How could He know all these things so intimately and personally? When did he search me and know me? In one way, it is because He is omniscient. He knows all things. But in a more personal way, it is actually because He has felt all things with us. He has lived our lives with us in that Garden of Gethsemane—every paltry and tedious moment and every anguish and agonizing cry, every dark or selfish thought, every time we gave in to being less than we are.
Sometimes when we are pained, we are tempted to shake our fist at the Lord and scream out, “Why don’t you just relieve me?” We are tempted to think He is stingy with his blessings. It is in these moments that we are blind. We have scales upon our eyes. He is there in the Garden, having felt it with us, so that He can perfectly heal us in the right time and in the right way. He is our only total companion in the darkness—our only companion because no one else will ever entirely know how we feel.
This mortal life with its burdens must have been necessary for us in ways we cannot now completely see because the Lord Himself allowed this collective agony to come upon Him that he might succor each individual in their times of need. What a generous God to walk with us on this path. What a kind Savior to endure all things to the point of being “sore amazed” that I never be alone. How can I say how much I love Him?
Several years ago, our oldest daughter, Melissa, died unexpectedly. Our world came crashing down and my grief felt boundless, an infinite sinkhole in my soul. When I cried on my pillow and shouted at the night, I felt something also profound.
Because we lead tours to Israel every year, I have spent many hours in Gethsemane, contemplating the Savior’s atonement.
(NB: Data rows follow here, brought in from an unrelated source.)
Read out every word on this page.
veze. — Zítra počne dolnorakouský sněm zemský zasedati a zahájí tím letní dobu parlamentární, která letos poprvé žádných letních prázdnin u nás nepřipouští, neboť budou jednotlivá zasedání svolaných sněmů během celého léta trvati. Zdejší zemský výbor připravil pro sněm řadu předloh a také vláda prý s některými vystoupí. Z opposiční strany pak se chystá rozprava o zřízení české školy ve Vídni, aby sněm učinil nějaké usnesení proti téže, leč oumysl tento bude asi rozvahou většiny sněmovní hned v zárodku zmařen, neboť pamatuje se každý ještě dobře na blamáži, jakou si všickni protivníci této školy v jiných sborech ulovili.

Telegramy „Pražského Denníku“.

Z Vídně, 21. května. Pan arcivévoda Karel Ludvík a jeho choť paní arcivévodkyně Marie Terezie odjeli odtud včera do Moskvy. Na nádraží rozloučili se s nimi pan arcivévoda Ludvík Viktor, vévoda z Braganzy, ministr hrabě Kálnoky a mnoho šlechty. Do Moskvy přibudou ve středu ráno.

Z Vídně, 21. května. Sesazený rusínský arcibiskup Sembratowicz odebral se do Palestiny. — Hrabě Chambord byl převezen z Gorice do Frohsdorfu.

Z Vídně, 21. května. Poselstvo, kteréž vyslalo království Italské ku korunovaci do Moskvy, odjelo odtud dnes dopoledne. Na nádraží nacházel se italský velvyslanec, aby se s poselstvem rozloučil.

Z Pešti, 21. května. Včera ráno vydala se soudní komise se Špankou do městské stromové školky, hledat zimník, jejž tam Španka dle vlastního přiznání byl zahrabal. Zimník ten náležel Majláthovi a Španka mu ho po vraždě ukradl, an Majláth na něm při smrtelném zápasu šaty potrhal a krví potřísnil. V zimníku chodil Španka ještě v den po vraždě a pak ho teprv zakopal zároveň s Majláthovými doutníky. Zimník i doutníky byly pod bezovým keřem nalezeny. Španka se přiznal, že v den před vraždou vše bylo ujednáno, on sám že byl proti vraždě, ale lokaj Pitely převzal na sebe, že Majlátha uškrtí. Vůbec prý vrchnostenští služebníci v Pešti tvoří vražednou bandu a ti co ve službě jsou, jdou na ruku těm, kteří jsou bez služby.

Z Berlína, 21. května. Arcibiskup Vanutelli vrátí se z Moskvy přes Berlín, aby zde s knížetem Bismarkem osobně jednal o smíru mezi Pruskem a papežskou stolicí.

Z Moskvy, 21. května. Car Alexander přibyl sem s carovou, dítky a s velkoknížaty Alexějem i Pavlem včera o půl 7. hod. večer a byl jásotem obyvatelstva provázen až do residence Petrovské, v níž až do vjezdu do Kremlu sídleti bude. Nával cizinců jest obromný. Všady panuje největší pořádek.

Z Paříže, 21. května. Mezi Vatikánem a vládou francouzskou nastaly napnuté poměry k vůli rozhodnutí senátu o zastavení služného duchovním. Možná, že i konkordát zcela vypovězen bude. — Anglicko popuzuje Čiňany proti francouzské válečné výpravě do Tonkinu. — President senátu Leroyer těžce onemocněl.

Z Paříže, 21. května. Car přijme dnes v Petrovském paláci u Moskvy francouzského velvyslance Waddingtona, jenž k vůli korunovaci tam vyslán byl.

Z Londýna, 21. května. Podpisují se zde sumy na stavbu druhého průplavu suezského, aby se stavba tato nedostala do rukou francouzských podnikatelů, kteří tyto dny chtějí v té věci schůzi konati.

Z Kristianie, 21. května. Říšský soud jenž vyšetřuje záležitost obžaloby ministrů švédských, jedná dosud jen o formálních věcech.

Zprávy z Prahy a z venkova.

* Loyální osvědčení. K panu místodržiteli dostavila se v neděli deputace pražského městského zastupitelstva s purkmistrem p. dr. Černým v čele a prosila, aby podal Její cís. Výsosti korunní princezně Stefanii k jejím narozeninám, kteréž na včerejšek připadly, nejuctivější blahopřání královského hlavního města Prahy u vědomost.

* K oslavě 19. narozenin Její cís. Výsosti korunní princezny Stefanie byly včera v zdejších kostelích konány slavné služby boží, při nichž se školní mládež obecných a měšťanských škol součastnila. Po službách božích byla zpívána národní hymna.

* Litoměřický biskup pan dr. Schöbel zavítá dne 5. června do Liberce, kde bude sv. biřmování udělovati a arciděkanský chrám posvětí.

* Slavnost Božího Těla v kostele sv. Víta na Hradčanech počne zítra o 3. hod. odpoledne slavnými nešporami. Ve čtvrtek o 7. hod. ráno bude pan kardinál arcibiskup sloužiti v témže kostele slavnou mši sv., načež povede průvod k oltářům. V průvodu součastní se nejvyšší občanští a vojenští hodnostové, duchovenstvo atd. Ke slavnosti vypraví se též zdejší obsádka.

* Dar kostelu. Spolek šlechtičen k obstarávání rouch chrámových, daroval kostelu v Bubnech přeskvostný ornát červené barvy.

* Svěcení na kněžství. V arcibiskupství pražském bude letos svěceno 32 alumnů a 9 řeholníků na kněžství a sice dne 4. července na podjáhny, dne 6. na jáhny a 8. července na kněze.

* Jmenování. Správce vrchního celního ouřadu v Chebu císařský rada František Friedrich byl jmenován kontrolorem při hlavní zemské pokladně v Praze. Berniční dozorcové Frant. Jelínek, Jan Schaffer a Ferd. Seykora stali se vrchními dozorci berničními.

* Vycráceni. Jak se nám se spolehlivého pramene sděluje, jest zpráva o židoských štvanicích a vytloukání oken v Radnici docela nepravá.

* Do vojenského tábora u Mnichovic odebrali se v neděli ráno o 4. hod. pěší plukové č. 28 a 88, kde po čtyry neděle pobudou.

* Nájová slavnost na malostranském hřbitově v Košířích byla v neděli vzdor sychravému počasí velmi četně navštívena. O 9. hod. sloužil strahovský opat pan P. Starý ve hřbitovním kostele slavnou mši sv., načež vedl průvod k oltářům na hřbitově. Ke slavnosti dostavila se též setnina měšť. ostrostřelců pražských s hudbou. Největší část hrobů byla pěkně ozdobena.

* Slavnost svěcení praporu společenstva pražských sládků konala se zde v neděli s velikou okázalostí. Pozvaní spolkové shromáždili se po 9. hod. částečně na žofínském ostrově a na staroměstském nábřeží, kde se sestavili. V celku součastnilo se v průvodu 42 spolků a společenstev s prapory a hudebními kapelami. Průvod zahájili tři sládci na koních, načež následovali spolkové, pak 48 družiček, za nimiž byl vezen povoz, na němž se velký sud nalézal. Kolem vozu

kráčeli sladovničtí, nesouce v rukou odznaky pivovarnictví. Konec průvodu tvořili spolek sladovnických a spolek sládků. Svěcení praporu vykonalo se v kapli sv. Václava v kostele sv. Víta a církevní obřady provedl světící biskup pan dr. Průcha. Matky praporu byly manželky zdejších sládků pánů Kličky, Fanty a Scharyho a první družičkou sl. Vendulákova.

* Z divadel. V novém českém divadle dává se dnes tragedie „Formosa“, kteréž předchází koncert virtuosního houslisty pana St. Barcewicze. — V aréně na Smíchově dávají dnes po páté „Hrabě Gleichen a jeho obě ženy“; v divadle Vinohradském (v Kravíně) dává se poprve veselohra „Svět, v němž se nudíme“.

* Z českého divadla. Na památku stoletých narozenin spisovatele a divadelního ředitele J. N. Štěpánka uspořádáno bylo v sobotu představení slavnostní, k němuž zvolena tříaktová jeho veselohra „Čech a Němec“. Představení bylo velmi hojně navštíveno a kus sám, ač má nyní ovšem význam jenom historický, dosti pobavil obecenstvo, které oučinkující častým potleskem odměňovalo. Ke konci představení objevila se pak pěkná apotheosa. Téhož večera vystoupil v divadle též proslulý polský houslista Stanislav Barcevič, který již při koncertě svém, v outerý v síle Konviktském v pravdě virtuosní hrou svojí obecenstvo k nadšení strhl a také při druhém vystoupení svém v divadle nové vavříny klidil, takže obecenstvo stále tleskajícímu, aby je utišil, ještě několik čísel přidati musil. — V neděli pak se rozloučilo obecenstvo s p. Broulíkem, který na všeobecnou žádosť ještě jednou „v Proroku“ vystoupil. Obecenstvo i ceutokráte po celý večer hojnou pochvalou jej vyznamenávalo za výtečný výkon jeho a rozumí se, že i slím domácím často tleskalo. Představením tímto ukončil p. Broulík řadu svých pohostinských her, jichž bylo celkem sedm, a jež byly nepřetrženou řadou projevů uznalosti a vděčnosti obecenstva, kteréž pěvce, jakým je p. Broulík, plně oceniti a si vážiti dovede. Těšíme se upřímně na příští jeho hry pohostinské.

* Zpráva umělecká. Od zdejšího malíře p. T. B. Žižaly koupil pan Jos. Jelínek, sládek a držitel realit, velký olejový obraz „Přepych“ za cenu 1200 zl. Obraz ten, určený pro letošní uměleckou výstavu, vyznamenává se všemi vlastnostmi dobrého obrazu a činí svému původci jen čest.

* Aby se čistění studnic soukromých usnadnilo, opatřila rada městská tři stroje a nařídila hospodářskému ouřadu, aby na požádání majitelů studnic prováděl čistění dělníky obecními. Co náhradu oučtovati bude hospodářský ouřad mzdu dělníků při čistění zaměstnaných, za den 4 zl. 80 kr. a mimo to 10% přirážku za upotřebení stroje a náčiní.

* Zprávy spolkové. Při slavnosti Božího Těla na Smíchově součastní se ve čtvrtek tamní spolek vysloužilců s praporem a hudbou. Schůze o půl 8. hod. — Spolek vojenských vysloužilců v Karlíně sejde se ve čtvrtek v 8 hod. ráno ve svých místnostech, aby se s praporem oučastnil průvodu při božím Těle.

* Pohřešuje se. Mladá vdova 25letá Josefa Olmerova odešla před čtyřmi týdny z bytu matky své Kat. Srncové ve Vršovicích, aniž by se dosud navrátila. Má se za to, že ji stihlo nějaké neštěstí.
What I never knew, all that time, was that when he suffered there, He was already suffering for my aching, seemingly impenetrable grief, taking it upon Himself so that He could perfectly heal me.
My grief was not impenetrable. He penetrated it. This grief He knew for me, long before I knew it for myself. All those times I had been in Gethsemane, I didn’t know He had already felt something there for me that I could not have imagined. Yet in those hours and hours of tears, I could feel Him with me. I hungered for the words of solace that so many kind friends sent. I lapped up the love that was shed upon us from neighbors. But only Christ was entirely there with me. He had been all along.
I celebrate a Savior who reaches out and touches me. I rejoice in a Savior who also lets everything about my life and circumstances touch Him. The atonement has forever connected us. For all of us, every day is Easter.
Irene BlackMarch 24, 2023
This article really touched me as I have just experienced losing a sweetheart of 55 years to a terrible disease. The savior is the answer to our grief. Maureen your gift is in touching others with your writing. Thank you!
Irene BlackMarch 24, 2023
One of the best articles ever on the atonement. You helped me understand why my husband had to suffer so much during his battle with Parkinson’s disease . You have helped me through the grief of his passing. Our Savior is the answer to our pain. Thank you Sister Procter. You have a gift to touch others through your words.